Desde mi consulta me alarma el hecho de que pareciera que los adoles­centes no tienen facilidad para comuni­car su malestar y pedir ayuda. Les cuesta (para evitar preocupar a sus pa­dres, para no mostrar debilidad, para no parecer “raros”…) o no encuentran quien les escuche cuando pretenden transmitir sus preocupaciones. El efecto es que a veces sus autolesiones (cica­trices en el sentido más literal de su dolor psíquico), sus peleas con el cuerpo que odian o sus deseos/ inten­tos de quitarse la vida no se hacen evi­dentes hasta varios meses después de haber surgido. Ese “silencio atronador” del sufrimiento adolescente en medio de esta catástrofe colectiva resulta un aldabonazo que deberíamos atender como sociedad.
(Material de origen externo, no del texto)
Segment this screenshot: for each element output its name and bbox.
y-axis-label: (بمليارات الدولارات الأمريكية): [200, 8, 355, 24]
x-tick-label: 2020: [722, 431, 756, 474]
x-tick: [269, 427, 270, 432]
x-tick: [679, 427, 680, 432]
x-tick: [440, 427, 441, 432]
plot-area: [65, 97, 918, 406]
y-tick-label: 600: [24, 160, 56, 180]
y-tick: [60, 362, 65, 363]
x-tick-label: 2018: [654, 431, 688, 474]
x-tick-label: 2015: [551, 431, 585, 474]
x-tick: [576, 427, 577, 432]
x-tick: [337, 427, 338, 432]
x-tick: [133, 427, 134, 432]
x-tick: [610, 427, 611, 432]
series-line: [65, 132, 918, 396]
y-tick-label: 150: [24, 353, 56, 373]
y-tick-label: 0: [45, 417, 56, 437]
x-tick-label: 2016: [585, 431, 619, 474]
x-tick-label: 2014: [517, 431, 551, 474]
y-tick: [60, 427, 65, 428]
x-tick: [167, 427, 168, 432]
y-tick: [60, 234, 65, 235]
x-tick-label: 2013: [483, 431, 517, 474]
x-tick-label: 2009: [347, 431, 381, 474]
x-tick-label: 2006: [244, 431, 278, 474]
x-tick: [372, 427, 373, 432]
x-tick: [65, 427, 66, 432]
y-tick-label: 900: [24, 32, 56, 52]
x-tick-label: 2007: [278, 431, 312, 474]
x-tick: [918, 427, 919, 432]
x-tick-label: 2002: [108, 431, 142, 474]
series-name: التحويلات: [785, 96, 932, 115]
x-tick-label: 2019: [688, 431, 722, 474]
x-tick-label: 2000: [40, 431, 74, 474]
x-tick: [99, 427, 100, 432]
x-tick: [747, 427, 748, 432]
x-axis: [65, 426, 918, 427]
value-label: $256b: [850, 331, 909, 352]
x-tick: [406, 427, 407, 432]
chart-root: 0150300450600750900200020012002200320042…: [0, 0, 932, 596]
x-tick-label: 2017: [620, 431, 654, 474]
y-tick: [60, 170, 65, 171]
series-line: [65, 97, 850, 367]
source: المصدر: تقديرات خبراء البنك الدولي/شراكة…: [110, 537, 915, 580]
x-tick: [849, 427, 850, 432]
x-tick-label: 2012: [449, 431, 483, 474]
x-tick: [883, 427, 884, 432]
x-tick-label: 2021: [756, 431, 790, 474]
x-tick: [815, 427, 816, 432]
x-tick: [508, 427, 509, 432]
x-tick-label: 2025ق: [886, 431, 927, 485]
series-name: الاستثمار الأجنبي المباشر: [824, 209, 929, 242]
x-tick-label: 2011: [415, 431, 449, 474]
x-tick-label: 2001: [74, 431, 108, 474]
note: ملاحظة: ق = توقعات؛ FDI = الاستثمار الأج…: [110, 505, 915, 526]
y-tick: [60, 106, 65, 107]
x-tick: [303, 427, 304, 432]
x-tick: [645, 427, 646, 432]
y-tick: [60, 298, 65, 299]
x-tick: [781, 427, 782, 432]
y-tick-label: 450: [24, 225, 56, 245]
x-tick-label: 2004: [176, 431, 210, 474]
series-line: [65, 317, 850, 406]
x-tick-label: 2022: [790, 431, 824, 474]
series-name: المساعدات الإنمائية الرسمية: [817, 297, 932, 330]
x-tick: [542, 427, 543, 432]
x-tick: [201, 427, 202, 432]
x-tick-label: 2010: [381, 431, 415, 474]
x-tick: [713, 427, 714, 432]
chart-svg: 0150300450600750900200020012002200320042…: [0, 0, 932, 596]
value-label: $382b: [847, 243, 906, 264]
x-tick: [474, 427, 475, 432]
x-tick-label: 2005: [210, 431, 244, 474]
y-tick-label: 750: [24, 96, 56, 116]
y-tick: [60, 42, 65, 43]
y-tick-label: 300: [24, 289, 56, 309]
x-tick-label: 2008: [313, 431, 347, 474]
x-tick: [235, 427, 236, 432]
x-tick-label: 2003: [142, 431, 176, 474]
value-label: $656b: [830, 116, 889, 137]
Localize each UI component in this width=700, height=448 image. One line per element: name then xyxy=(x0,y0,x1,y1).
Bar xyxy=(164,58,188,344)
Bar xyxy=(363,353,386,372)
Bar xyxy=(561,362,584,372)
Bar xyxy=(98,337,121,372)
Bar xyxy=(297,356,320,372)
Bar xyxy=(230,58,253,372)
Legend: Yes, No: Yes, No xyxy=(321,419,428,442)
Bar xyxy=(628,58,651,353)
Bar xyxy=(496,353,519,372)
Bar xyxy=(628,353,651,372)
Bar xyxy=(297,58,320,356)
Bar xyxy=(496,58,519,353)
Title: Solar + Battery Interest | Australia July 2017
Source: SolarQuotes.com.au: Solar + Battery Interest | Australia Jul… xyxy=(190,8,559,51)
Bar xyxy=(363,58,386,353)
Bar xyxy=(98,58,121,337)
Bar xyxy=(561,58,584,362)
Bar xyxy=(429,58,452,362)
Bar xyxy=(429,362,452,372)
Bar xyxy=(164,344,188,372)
Los políticos y los me­dios de comunicación han captado el potencial de esta cuestión y han con­vertido la “salud mental” en un potente eslogan. Esperemos que sus iniciativas no se queden en meros reclamos de­magógicos y realmente trasciendan en medidas que ya en 20181 se reclama­ban en un artículo como prioritarias y urgentes. Si el aldabonazo de esta epi­demia emocional derivada de la COVID­19 cala realmente en la superación de tabúes y estigmas y en la atención efi­caz tanto en la asistencia de las pato­logías mentales como en la promoción de una auténtica salud emocional, en­tonces quizá el sufrimiento vivido habrá merecido en algo la pena.